Question about Resistance for EE's.

Well, semiconductor implies that current will flow well one direction but if you reverse the direction it will not flow, or only very little will flow, a resistor for the most part has no polarity meaning it is not a semiconductor technically.
That's more of a definition of a diode and not all semiconductors. Semiconductor devices are referred to as devices created using silocon and other similar elements to get different effects from the device.

 
It's fun stuff but some of it is hard as hell and very tedious. Depending on the school, you will learn the physics behind the semiconductors in a pure semiconductors class or in your circuit design class. I took a separate course for it and we cover it in less detail in the circuit design course. In the design course, we mainly focused on transistors and the physics behind them for use in circuits. So far, the semiconductor physics course has been on of my favorites in the EE path at my school. I will probably take the grad level semiconductor fabrication course for a tech elective in one of the next few semesters.
I was going to go to the university of illinois, but as of right now i want to play baseball in college. I've had arm problems for the past 8 months, so when i went to scouting showcases i could only hit and not throw. I'm pretty sure i'm going to go to a junior college and play baseball for a couple years and then transfer over to a division I and play. Id love to go to illinois, but i have heard its pretty much impossible to play a sport and go through the engineering department.

 
That's more of a definition of a diode and not all semiconductors. Semiconductor devices are referred to as devices created using silocon and other similar elements to get different effects from the device.
Yea, lol, just read that in my electromagnetics book. That class is fvcking hard, not a fan of it.

 
I was going to go to the university of illinois, but as of right now i want to play baseball in college. I've had arm problems for the past 8 months, so when i went to scouting showcases i could only hit and not throw. I'm pretty sure i'm going to go to a junior college and play baseball for a couple years and then transfer over to a division I and play. Id love to go to illinois, but i have heard its pretty much impossible to play a sport and go through the engineering department.
It's like that at pretty much every engineering school, engineering is about the hardest thing you can do, and EE is one of the hardest engineering fields.

 
To the main topic, the actual use of resistors is not as interesting/useful as the concept of resistance. resistance = work using element. this gives rise to concepts like "resistance, as seen by X". eg, input and output resistances of an amplifier, which may be different than any physical resistor in the circuit. for example, a motor spins. applying a MECHANICAL load will cause the motor to draw more current. the 240V AC line stays fixed at 240V, thus the motor APPEARS to have a lower resistance. This is 100% correct -- the mechanical load uses energy that came from the 240V line!

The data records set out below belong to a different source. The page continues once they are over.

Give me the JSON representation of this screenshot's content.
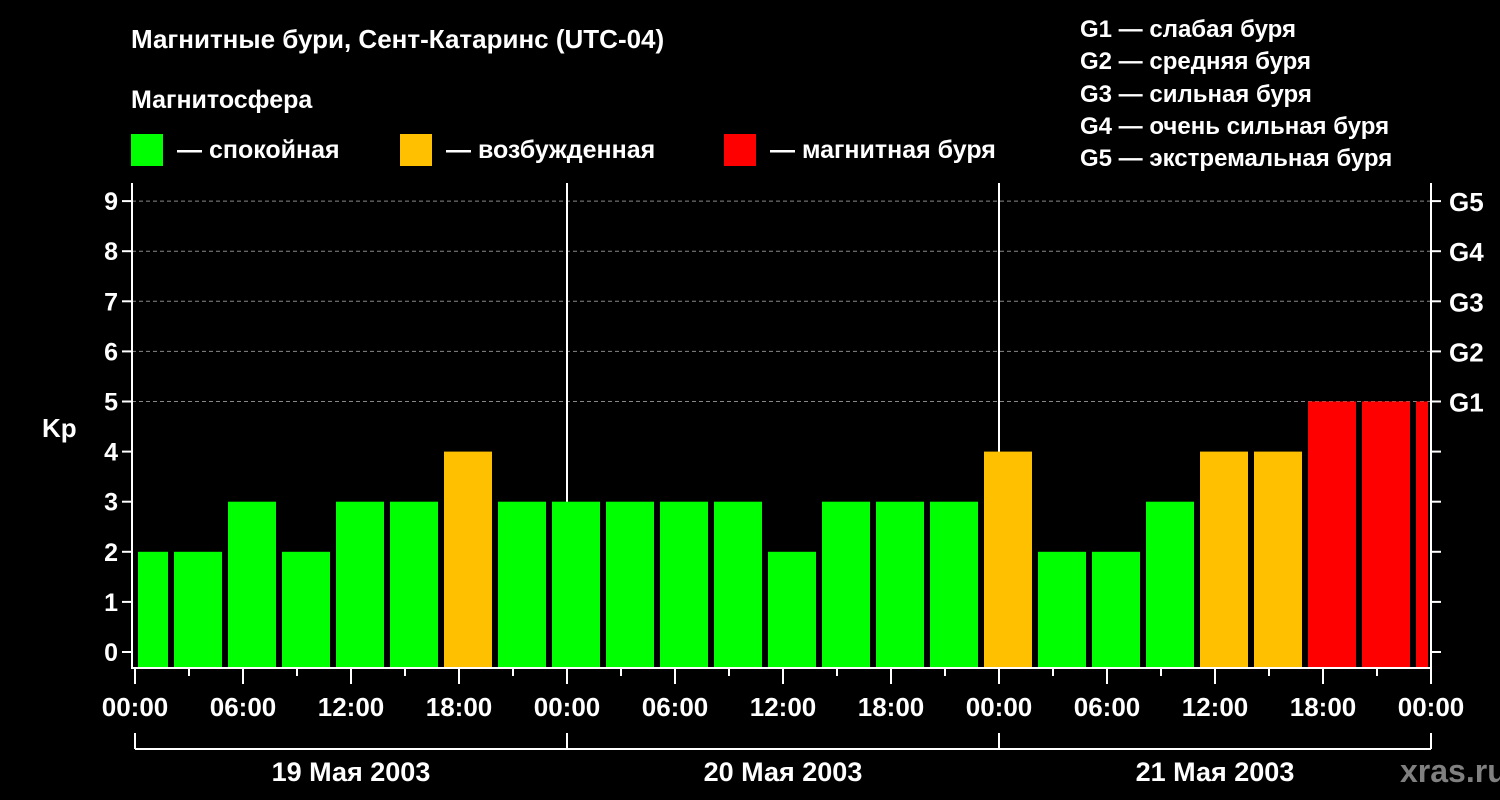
{
  "chart_data": {
    "type": "bar",
    "title": "Магнитные бури, Сент-Катаринс (UTC-04)",
    "legend_title": "Магнитосфера",
    "legend": [
      {
        "label": "— спокойная",
        "color": "#00ff00"
      },
      {
        "label": "— возбужденная",
        "color": "#ffc000"
      },
      {
        "label": "— магнитная буря",
        "color": "#ff0000"
      }
    ],
    "g_scale": [
      "G1 — слабая буря",
      "G2 — средняя буря",
      "G3 — сильная буря",
      "G4 — очень сильная буря",
      "G5 — экстремальная буря"
    ],
    "ylabel": "Kp",
    "ylim": [
      0,
      9
    ],
    "yticks": [
      "0",
      "1",
      "2",
      "3",
      "4",
      "5",
      "6",
      "7",
      "8",
      "9"
    ],
    "right_ticks": [
      {
        "kp": 5,
        "label": "G1"
      },
      {
        "kp": 6,
        "label": "G2"
      },
      {
        "kp": 7,
        "label": "G3"
      },
      {
        "kp": 8,
        "label": "G4"
      },
      {
        "kp": 9,
        "label": "G5"
      }
    ],
    "xrange_hours": [
      0,
      72
    ],
    "xticks": [
      "00:00",
      "06:00",
      "12:00",
      "18:00",
      "00:00",
      "06:00",
      "12:00",
      "18:00",
      "00:00",
      "06:00",
      "12:00",
      "18:00",
      "00:00"
    ],
    "days": [
      "19 Мая 2003",
      "20 Мая 2003",
      "21 Мая 2003"
    ],
    "bars": {
      "start_hours": [
        0,
        2,
        5,
        8,
        11,
        14,
        17,
        20,
        23,
        26,
        29,
        32,
        35,
        38,
        41,
        44,
        47,
        50,
        53,
        56,
        59,
        62,
        65,
        68,
        71
      ],
      "end_hours": [
        2,
        5,
        8,
        11,
        14,
        17,
        20,
        23,
        26,
        29,
        32,
        35,
        38,
        41,
        44,
        47,
        50,
        53,
        56,
        59,
        62,
        65,
        68,
        71,
        72
      ],
      "values": [
        2,
        2,
        3,
        2,
        3,
        3,
        4,
        3,
        3,
        3,
        3,
        3,
        2,
        3,
        3,
        3,
        4,
        2,
        2,
        3,
        4,
        4,
        5,
        5,
        5
      ]
    },
    "grid": "dashed horizontal at Kp 5-9",
    "watermark": "xras.ru"
  }
}
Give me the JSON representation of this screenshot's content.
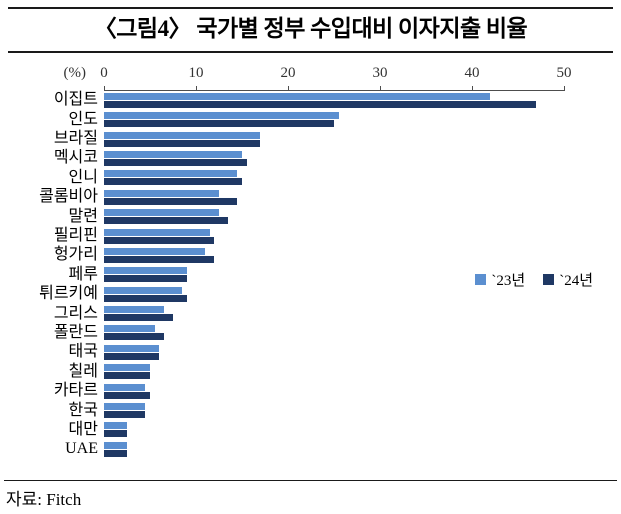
{
  "figure": {
    "title": "〈그림4〉 국가별 정부 수입대비 이자지출 비율",
    "source": "자료: Fitch"
  },
  "chart_data": {
    "type": "bar",
    "orientation": "horizontal",
    "title": "〈그림4〉 국가별 정부 수입대비 이자지출 비율",
    "unit_label": "(%)",
    "xlim": [
      0,
      50
    ],
    "x_ticks": [
      0,
      10,
      20,
      30,
      40,
      50
    ],
    "grid": false,
    "legend_position": "center-right",
    "categories": [
      "이집트",
      "인도",
      "브라질",
      "멕시코",
      "인니",
      "콜롬비아",
      "말련",
      "필리핀",
      "헝가리",
      "페루",
      "튀르키예",
      "그리스",
      "폴란드",
      "태국",
      "칠레",
      "카타르",
      "한국",
      "대만",
      "UAE"
    ],
    "series": [
      {
        "name": "`23년",
        "color": "#5B8FD0",
        "values": [
          42,
          25.5,
          17,
          15,
          14.5,
          12.5,
          12.5,
          11.5,
          11,
          9,
          8.5,
          6.5,
          5.5,
          6,
          5,
          4.5,
          4.5,
          2.5,
          2.5
        ]
      },
      {
        "name": "`24년",
        "color": "#1F3864",
        "values": [
          47,
          25,
          17,
          15.5,
          15,
          14.5,
          13.5,
          12,
          12,
          9,
          9,
          7.5,
          6.5,
          6,
          5,
          5,
          4.5,
          2.5,
          2.5
        ]
      }
    ]
  }
}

eg, the input resistance of an emitter follower is possibly 100 times higher then the resistor used in the circuit. To apply a voltage across this resistor, the majority of current comes from ANOTHER power source (battery), and thus you have less current for a given voltage = higher inputer resistance.

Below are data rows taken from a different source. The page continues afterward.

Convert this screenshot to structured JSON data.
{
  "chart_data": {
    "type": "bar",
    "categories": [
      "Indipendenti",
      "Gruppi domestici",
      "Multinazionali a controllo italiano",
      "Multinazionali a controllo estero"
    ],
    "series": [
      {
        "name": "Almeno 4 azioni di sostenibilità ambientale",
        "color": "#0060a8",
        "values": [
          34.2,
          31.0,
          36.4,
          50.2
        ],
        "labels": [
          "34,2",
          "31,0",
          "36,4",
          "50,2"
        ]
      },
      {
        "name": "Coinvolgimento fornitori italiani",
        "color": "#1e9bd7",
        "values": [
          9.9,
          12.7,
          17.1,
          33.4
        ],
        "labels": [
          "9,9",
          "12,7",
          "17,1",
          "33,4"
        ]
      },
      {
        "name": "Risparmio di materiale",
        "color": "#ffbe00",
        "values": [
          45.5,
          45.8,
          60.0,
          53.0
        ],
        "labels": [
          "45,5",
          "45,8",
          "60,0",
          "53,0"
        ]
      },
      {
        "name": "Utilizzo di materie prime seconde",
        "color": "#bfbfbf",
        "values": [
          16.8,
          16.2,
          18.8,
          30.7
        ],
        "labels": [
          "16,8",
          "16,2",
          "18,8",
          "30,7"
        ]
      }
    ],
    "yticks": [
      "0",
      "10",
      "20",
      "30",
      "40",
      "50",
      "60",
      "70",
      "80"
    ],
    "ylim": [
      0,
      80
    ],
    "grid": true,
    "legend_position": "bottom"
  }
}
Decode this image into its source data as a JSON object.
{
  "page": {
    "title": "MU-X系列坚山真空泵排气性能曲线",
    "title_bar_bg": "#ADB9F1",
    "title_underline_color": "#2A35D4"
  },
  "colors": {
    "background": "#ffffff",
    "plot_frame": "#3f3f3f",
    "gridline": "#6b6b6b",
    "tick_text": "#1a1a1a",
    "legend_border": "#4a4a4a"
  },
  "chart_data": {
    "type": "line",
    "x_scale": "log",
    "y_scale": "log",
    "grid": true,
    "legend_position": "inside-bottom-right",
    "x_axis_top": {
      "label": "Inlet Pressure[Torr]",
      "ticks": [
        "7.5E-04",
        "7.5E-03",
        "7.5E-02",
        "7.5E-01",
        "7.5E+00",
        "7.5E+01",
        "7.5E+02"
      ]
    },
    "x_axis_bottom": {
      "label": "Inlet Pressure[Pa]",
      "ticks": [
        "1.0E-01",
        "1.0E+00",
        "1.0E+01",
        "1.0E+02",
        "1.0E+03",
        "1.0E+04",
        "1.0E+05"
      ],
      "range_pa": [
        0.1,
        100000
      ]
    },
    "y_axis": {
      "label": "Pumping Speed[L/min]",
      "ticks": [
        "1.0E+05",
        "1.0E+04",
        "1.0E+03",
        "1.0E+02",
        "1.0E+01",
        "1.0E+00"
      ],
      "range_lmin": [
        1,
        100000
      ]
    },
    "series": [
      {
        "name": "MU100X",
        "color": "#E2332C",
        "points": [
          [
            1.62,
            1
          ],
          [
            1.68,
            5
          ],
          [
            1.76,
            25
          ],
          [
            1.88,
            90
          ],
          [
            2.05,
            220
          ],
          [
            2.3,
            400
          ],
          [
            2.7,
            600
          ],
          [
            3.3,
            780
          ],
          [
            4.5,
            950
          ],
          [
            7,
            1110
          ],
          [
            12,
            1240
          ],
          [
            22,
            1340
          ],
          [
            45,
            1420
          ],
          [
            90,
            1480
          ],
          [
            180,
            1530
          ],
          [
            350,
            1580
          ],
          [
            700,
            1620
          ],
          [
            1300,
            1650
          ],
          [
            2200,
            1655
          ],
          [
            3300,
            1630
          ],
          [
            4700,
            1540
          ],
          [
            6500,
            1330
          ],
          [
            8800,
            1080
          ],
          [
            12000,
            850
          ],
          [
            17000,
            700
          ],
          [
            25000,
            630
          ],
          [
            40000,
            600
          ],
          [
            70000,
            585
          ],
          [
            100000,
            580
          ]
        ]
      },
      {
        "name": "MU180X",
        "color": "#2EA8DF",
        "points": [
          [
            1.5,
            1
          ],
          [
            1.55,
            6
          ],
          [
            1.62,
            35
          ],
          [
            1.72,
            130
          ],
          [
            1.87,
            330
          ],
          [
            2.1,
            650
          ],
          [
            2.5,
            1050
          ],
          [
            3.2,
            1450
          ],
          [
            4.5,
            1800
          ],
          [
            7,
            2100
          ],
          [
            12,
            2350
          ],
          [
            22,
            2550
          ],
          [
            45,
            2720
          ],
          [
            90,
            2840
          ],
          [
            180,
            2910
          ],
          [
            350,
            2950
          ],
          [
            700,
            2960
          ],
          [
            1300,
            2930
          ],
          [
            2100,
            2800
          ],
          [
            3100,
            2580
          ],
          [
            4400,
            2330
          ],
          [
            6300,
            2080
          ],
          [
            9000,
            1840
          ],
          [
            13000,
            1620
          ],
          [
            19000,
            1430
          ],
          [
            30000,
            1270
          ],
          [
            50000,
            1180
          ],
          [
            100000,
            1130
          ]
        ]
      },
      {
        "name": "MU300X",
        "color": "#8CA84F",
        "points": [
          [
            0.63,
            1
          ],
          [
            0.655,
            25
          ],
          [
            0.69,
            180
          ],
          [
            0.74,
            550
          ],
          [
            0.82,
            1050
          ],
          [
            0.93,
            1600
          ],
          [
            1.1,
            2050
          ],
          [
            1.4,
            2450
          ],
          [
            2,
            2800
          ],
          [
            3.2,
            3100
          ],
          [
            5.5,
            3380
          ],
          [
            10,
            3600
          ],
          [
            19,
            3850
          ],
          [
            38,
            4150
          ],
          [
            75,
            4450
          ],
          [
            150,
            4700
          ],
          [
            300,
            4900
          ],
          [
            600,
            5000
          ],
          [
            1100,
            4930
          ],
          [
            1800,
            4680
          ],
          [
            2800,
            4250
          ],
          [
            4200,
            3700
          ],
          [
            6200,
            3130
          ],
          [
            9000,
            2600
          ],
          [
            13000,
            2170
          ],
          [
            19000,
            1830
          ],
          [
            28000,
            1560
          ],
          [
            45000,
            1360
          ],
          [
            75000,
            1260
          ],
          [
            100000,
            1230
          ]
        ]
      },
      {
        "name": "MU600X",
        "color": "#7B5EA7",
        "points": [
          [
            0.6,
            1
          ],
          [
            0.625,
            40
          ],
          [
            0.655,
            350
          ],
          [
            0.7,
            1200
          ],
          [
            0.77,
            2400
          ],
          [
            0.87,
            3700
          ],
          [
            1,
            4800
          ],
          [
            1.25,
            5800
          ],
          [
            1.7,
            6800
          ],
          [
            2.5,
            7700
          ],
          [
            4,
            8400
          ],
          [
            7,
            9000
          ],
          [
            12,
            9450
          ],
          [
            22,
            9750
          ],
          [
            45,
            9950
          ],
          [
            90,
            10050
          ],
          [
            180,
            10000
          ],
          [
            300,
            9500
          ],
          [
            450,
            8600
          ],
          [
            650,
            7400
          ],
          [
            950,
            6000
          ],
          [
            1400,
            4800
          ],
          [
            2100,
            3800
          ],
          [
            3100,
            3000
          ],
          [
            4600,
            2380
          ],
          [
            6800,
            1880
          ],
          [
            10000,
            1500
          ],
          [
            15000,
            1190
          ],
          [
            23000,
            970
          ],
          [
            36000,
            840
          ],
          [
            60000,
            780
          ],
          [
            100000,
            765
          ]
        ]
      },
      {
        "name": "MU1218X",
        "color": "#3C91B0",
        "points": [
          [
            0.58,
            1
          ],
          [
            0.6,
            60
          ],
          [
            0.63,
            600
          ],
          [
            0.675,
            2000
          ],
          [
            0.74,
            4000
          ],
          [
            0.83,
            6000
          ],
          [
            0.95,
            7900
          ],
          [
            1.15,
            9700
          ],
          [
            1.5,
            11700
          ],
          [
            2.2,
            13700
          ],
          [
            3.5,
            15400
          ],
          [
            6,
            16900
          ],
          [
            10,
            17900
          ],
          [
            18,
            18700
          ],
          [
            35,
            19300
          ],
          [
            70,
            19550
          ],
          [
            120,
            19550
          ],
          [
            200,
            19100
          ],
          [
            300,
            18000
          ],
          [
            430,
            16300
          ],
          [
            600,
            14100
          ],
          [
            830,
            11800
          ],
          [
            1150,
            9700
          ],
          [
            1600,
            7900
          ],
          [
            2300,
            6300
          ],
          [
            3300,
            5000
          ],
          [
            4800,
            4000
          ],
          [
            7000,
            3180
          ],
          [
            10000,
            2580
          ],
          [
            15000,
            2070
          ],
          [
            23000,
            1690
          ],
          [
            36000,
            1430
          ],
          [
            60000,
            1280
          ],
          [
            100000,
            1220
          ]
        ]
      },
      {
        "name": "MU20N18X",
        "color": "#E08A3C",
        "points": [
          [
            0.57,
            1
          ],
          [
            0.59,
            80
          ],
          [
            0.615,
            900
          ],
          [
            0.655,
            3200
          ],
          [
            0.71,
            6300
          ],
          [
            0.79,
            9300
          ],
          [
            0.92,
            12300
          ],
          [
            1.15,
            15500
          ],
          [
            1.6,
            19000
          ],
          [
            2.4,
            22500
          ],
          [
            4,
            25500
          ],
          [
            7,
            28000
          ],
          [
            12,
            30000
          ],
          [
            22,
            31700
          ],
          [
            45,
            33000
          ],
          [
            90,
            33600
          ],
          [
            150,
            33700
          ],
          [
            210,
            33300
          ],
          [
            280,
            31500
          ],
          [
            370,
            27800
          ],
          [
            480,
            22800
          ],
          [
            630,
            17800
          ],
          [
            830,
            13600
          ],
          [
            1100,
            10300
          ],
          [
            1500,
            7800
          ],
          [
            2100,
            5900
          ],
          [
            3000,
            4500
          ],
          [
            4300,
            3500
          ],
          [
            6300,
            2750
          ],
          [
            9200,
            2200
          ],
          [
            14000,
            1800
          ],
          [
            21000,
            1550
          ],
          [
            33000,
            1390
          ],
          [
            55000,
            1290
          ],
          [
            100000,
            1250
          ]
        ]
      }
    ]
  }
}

and the output resistance of this circuit is also lower then any series resistance the source might have for the same reason -- if output current needed to increase, it would pull MOST of the current from the power supply NOT the source!

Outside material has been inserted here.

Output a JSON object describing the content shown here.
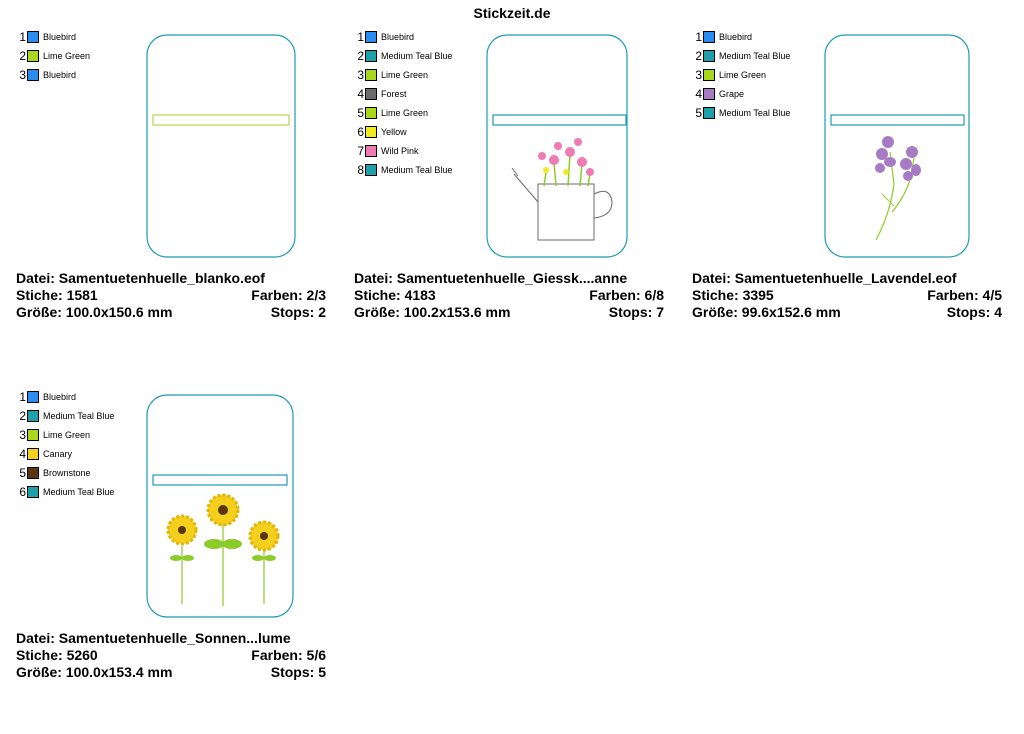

From here, ideas of the incremental resistance arise. This brings up the idea of "negative resistance". This only means that when the input signal increases, some OTHER power source forces a current back to the source. This applies to some oscillators where an RLC network (damped oscillator) is aided by adding some negative resistance to make the circuit into a full blown oscillator.

From there, the other amplifer types arise (transresistance - current to voltage, transconductance - voltage to current, voltage gain - voltage to voltage, current gain - current to current)

once concpets of reactance -- elements that store and release energy -- are added, you can start to see all kinds of interesting things.